Kris turned to Mrs. Zacharias. ''When I was on Olympia, we got all kinds of flu, new one every month. Doc would cook up a new vaccine in about a week from feedstock. Do we have the feedstock to bake up a vaccine for the anaerobic Ebola?''

''Mr. Winford had me look into that yesterday,'' his assistant said. ''I called our best three pharmaceutical labs. There is a vaccine, but it's even more expensive than the ready-made. That's why we store the stuff. And no, we don't have the feedstock for it on planet. No one does.'' The woman shrugged. ''We had that problem covered. No profit in covering it twice.''

''At least the plague isn't spreading,'' Marta said in a half prayer.

''But until we can inoculate people, they can't go off planet.'' Kris headed back to her car. She hadn't had the social encounter she'd wanted with Grampa's local rep. Still, she'd learned more about this planet that held her like a fly in amber. Her talk with Mrs. Zacharias had been very informative. Very.
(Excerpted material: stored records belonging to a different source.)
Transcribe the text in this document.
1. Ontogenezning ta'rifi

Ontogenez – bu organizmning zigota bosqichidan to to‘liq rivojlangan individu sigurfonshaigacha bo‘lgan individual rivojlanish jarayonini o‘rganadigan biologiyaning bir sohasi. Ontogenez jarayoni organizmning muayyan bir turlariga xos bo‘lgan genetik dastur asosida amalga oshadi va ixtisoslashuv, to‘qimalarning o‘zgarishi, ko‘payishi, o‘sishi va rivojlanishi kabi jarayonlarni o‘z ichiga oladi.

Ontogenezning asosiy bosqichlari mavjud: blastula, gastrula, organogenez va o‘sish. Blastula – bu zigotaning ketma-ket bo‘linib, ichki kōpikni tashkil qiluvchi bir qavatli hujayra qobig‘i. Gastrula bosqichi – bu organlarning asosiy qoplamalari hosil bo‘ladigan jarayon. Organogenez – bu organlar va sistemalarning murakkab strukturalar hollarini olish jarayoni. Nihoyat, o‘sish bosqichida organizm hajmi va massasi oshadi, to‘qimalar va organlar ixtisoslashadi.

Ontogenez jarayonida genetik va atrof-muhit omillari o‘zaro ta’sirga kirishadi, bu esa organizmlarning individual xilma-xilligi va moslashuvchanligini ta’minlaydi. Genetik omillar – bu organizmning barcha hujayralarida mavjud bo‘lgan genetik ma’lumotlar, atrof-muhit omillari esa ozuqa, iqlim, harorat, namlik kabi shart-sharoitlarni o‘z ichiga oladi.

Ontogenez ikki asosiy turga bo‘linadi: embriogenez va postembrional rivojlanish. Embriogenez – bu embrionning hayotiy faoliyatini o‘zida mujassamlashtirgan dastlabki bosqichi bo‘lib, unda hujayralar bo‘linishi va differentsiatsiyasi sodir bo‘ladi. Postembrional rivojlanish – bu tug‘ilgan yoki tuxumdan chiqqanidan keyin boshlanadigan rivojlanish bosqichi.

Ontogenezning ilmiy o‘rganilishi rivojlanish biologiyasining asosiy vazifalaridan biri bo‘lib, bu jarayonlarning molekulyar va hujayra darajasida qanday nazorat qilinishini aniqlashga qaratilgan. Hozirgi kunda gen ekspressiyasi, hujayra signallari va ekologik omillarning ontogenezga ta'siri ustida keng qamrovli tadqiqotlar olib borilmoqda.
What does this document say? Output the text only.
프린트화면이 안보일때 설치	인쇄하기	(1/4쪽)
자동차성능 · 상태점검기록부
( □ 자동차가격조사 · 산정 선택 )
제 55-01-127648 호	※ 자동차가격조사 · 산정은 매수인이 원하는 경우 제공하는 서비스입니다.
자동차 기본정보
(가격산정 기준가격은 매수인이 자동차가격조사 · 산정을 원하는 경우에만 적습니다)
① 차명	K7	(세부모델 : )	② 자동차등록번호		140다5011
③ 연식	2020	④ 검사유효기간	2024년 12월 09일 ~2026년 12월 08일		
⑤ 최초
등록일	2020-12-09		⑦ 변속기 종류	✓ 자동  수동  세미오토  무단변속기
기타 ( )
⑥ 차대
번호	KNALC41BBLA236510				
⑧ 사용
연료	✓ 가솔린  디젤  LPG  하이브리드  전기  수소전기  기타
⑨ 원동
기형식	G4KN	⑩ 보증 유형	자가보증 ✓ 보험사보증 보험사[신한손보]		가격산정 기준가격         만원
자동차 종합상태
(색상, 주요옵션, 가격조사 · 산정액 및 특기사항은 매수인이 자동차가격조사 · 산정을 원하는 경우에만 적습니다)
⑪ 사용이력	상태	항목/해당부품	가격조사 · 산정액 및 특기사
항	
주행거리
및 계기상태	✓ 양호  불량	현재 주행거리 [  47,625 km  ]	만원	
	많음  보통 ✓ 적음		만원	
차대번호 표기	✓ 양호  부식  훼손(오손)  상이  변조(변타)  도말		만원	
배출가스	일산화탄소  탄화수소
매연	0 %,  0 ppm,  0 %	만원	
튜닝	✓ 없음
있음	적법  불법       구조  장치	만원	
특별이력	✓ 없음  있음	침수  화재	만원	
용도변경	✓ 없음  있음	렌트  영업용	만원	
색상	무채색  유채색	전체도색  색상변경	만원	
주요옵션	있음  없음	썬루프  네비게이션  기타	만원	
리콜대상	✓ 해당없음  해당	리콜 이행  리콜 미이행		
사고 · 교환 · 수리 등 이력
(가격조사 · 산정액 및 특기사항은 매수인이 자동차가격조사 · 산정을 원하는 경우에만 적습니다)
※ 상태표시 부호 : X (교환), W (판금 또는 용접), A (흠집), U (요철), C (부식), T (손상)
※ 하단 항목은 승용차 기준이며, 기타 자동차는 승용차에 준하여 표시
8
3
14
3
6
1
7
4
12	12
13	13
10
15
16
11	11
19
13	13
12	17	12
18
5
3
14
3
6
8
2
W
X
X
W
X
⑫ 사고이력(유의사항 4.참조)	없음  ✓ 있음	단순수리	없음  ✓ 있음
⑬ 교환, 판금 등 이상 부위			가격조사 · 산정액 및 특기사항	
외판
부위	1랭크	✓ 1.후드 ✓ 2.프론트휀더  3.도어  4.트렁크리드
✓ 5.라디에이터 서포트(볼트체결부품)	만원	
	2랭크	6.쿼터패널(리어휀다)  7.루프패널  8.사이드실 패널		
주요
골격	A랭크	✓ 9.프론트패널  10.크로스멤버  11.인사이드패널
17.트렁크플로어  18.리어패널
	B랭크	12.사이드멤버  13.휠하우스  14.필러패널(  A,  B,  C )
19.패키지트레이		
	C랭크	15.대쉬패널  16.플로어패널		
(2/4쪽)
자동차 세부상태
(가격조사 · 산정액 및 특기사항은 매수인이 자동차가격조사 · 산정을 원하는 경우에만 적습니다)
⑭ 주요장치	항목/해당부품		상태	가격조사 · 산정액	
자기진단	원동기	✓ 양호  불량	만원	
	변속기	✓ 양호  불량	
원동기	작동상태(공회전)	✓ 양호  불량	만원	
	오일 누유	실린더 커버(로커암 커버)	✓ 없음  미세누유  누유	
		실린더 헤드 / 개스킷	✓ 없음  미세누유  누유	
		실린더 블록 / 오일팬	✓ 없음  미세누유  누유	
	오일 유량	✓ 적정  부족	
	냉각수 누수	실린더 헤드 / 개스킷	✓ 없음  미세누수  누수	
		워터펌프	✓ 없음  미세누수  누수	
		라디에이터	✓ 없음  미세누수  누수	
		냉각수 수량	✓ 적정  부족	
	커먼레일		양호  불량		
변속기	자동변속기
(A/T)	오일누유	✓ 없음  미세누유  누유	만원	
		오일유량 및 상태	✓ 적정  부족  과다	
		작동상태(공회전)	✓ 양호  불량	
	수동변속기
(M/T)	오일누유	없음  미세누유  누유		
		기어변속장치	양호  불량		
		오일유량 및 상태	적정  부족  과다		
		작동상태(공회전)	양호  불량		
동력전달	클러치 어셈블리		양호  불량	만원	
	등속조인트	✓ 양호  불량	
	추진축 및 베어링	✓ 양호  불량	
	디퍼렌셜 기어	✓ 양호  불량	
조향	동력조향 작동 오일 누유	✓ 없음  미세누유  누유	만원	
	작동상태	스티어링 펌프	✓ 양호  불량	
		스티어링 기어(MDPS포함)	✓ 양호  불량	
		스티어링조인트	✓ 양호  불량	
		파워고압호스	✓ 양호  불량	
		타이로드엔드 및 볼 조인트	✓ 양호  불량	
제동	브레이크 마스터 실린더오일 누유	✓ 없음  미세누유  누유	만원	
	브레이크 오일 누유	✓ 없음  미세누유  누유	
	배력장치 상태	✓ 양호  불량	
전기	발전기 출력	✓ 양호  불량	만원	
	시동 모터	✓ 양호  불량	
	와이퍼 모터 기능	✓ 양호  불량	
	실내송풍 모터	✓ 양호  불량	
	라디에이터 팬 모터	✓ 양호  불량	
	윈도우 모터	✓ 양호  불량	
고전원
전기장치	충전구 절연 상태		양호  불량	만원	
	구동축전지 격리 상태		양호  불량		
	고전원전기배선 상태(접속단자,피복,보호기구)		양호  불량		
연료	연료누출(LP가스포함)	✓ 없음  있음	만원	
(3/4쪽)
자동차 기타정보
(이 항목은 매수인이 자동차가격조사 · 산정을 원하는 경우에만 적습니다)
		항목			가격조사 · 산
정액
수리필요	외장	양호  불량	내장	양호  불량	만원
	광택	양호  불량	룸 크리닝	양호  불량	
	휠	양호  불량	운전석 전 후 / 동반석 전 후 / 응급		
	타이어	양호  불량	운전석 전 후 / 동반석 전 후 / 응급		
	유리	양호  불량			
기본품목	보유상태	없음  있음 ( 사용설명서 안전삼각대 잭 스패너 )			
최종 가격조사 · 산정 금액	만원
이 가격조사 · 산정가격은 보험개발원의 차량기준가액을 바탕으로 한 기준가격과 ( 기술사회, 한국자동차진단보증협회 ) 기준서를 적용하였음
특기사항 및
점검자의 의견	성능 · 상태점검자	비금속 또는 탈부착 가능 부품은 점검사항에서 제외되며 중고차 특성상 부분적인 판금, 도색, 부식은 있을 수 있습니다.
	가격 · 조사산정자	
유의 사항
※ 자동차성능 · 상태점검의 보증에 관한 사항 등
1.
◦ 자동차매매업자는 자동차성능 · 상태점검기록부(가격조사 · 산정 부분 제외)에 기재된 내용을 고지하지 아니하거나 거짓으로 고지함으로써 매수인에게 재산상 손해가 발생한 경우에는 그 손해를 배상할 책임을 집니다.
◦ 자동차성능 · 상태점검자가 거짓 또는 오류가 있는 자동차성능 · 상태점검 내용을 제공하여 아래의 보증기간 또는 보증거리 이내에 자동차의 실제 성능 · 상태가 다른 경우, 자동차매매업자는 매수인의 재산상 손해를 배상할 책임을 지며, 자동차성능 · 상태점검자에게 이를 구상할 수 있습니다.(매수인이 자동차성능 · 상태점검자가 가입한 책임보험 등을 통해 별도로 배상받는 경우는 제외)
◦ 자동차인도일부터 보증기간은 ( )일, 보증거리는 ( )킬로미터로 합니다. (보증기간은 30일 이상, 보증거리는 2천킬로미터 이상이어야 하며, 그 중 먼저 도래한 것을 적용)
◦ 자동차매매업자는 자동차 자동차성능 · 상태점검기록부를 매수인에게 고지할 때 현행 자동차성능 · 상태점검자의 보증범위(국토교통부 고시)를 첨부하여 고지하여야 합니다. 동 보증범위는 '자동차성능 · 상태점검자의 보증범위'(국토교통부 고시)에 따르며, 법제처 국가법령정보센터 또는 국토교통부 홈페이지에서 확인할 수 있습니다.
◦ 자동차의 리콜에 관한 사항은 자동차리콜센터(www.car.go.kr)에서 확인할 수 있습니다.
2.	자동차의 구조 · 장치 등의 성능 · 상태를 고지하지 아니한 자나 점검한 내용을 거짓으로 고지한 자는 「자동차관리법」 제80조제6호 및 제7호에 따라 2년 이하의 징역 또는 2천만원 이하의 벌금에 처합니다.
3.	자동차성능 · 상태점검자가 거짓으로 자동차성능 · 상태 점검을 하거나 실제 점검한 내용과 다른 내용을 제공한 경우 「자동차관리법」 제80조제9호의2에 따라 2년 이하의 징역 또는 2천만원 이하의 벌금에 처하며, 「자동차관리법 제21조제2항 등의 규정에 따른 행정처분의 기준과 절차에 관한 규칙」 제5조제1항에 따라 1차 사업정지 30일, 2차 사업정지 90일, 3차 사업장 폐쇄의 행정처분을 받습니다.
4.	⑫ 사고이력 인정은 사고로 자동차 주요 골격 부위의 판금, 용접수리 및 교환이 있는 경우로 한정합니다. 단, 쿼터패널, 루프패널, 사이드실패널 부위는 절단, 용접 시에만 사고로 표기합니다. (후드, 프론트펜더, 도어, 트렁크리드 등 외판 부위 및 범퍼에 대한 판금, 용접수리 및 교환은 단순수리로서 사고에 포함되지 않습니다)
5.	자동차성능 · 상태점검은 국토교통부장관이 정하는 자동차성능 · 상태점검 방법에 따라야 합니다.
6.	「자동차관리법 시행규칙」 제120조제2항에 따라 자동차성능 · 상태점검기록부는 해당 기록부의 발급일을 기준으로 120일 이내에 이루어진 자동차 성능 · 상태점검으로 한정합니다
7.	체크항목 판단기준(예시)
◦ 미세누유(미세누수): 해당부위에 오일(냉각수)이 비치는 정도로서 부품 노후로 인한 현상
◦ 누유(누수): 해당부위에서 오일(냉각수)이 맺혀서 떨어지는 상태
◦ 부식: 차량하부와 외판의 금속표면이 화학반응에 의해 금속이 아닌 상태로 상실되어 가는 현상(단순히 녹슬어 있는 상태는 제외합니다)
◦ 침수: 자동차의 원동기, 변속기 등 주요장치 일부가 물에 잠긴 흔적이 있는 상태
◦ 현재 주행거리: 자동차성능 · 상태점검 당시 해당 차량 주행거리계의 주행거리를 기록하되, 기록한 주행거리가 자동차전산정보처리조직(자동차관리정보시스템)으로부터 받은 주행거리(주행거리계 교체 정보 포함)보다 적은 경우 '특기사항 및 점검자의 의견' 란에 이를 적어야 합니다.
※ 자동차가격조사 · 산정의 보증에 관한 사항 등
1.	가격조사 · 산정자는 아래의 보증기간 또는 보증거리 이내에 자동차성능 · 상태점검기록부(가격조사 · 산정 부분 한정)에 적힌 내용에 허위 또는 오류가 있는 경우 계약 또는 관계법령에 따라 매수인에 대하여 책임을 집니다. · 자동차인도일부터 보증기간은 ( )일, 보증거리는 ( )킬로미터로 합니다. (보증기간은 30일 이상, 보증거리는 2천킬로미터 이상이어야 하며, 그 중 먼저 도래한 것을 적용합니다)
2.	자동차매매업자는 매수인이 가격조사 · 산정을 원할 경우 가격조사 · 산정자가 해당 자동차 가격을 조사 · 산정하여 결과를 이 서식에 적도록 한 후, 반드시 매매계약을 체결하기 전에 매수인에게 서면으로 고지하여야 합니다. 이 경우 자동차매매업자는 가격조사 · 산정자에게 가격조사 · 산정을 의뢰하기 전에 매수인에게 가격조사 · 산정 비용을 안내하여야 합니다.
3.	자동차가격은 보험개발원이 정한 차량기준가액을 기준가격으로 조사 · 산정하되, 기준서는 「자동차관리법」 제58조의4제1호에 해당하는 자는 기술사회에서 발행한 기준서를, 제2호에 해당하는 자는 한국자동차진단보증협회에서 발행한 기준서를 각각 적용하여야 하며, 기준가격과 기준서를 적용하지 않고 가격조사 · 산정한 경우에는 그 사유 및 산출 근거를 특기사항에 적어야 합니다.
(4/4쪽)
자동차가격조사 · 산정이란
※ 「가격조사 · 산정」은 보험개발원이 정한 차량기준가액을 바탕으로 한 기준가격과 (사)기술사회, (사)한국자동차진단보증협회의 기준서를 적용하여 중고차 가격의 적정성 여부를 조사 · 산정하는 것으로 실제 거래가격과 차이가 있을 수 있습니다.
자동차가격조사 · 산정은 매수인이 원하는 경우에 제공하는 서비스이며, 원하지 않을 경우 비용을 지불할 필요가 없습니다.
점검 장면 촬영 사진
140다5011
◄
The embassy was nowhere near as interesting. Kris waited over an hour while she and her party were fingerprinted, retina-scanned, and validated that they were indeed who they said they were. Neither Kris's ID card nor Jack's credentials could save her from that hassle. Once approved, passports were quickly generated, Kris's in a regal bright red and Jack's and Tom's in an official blue. ''Now, who does a Navy Lieutenant check in with to see that she's in no more hot water than she has to be?''

That got Kris ushered deep into the gray-walled rat maze of cubbyholes that seemed to be where the real work happened. An overweight man in a Major's uniform was finishing a bagel as Penny led Kris in. ''Princess,'' the man said, trying to stand, brush crumbs from his coat, and button it all at the same time. Kris let him fuss over her as she settled into his one visitor's chair, then explained her problem of taking one week's leave for what was proving to be a much longer stay on Turantic.